Бегом поднявшись по лестнице, я, не останавливаясь, пролетела мимо менеджерской, миновала кухню, свернула за угол и помчалась вперёд, к комнате журналистов. Навстречу мне приближалась темнота нашей галереи. Я сбавила бег, потом перешла на шаг, а перед самой границей света и тени вовсе остановилась. Я ведь не была здесь со вчерашнего дня, с тех самых пор, когда мы с Зинаидой, успешно сдав номер и ночной пост, покинули кабинет верстальщиков. Зинка-то потом, конечно, вернулась к себе, а меня мотало по дому в суете наступившего дня, но ни разу больше не заносило в эпицентр ночных событий.
Я глубоко вздохнула. В голове возникла трусливая мысль: может быть, подождать кого-нибудь здесь, так, на всякий случай? Я сделала несколько шагов туда-сюда, задумчиво посматривая на живую темноту. Нет, так не пойдёт. Мне тут ещё работать, не буду же я каждый раз ходить с сопровождением, как маленькая девочка! Я прикоснулась ладошкой к стене. Почувствовав под пальцами живую теплоту Дома, я приободрилась и храбро шагнула вперёд, не отрывая руку от стенки. Галерея приняла меня в себя, окружив странной густой тишиной. Я глубоко вздохнула. Эта тишина, казалось, проникала в меня, впитывалась в кожу, заползала в уши и нос, и через несколько осторожных шагов мне показалось, что я пропала. Я, Шурка Ковалёва, со смешным вздёрнутым кверху носом и очками со сломанной дужкой, вдруг исчезла. Совсем. Это было необъяснимое ощущение, очень тонкое и немного жуткое. Как будто какое-то чужое пространство незаметно зашло в меня и стало мной.
– Я – это я или не я? – незнакомым голосом спросила я. – Если не я, то где я? А если я, то что со мной происходит?
Одно я понимала точно – мне нисколечки не страшно. Совсем. Ни капельки. И то внутри меня, которое я сначала приняла за чужое, вдруг сделалось таким родным и своим, что мне стало смешно, как я могла раньше этого бояться?
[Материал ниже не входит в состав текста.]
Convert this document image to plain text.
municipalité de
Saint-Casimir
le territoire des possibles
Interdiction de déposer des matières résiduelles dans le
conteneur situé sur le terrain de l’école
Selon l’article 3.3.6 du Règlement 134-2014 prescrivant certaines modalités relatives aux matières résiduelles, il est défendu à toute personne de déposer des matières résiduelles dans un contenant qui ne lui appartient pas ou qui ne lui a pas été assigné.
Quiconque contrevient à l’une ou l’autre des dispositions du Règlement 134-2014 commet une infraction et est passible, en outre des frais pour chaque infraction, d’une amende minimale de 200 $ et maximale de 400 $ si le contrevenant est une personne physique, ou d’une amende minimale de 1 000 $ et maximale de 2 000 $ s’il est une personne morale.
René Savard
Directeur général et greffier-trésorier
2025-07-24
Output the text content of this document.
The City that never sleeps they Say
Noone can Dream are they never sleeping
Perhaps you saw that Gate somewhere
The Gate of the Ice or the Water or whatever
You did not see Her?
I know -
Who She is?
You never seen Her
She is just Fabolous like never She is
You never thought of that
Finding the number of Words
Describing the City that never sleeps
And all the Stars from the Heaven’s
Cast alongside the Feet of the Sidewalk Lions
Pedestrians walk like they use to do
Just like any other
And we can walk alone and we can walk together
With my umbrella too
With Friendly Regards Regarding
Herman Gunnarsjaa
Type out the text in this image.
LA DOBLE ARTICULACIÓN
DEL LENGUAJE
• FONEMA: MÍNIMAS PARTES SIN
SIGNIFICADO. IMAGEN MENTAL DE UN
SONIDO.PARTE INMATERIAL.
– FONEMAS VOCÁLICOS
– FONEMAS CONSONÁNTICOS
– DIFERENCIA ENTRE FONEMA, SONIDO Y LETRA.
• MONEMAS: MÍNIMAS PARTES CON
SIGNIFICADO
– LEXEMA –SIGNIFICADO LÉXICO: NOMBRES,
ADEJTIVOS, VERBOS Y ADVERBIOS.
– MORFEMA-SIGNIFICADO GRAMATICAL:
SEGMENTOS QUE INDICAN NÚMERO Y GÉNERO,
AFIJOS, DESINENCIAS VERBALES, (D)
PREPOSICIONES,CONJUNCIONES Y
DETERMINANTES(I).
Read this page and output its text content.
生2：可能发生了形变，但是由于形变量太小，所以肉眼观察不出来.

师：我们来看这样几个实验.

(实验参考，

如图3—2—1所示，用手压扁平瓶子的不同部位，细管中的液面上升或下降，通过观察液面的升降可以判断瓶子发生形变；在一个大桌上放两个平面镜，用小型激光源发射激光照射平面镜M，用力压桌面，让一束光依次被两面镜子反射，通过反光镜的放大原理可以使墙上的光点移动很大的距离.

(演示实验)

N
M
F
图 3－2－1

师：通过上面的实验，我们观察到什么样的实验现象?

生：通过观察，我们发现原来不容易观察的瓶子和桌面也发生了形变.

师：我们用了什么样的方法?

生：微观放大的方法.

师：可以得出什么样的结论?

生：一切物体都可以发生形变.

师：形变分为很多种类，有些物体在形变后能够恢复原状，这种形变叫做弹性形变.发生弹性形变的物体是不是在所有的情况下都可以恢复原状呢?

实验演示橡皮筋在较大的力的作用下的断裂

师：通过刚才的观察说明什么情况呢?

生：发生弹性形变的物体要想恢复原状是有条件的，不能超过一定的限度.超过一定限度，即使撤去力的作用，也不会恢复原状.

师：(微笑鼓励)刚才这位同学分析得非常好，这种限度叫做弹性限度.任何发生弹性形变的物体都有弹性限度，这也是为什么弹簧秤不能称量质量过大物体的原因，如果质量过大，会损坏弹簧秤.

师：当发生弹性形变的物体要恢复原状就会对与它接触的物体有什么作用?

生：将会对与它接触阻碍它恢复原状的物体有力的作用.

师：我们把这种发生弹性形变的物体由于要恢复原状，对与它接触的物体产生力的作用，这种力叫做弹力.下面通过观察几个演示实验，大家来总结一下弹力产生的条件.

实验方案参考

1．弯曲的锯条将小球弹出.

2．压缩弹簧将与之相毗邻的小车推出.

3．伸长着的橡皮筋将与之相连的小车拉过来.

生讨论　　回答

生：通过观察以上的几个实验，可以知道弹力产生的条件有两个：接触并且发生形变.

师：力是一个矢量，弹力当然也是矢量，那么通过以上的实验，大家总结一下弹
Я накрыла левой ладошкой золотого зверя на своей груди. Мне показалось или он на самом деле потёрся об меня горячей щекой?
– Хороший котик, – вслух сказала я и тоже погладила фигурку в ответ. Протяжный вздох, который раздался вслед за моим прикосновением, прозвучал очень отчётливо. Я улыбнулась. И в ту же секунду впереди открылась дверь, впустив в пространство галереи – а значит, и в меня – поток света.
– Шурка, это ты, что ли? – в проёме обрисовался женский силуэт.
Мне понадобилось несколько долгих секунд, чтобы сообразить, кто передо мной. Настолько долгих, что пространство, которое было во мне, сгустилось и вновь стало прежней Шуркой Ковалёвой всё тех же тридцати лет отроду.
– Я, кто же ещё? – сказала я своим обычным голосом и переступила границу двух миров. Дверь за мной с силой захлопнулась, обдав по спине прохладным ветерком. – Привет, Ксень! Здрасте, Антонина Юрьевна!
– О, в нашем журналистском полку прибыло! – бодро откликнулась на моё приветствие Антонина Баруздинская, наша старейшая сотрудница, ближайшая подруга Марии Семёновны, классный журналист и добрейшей души женщина с неистощимым чувством юмора.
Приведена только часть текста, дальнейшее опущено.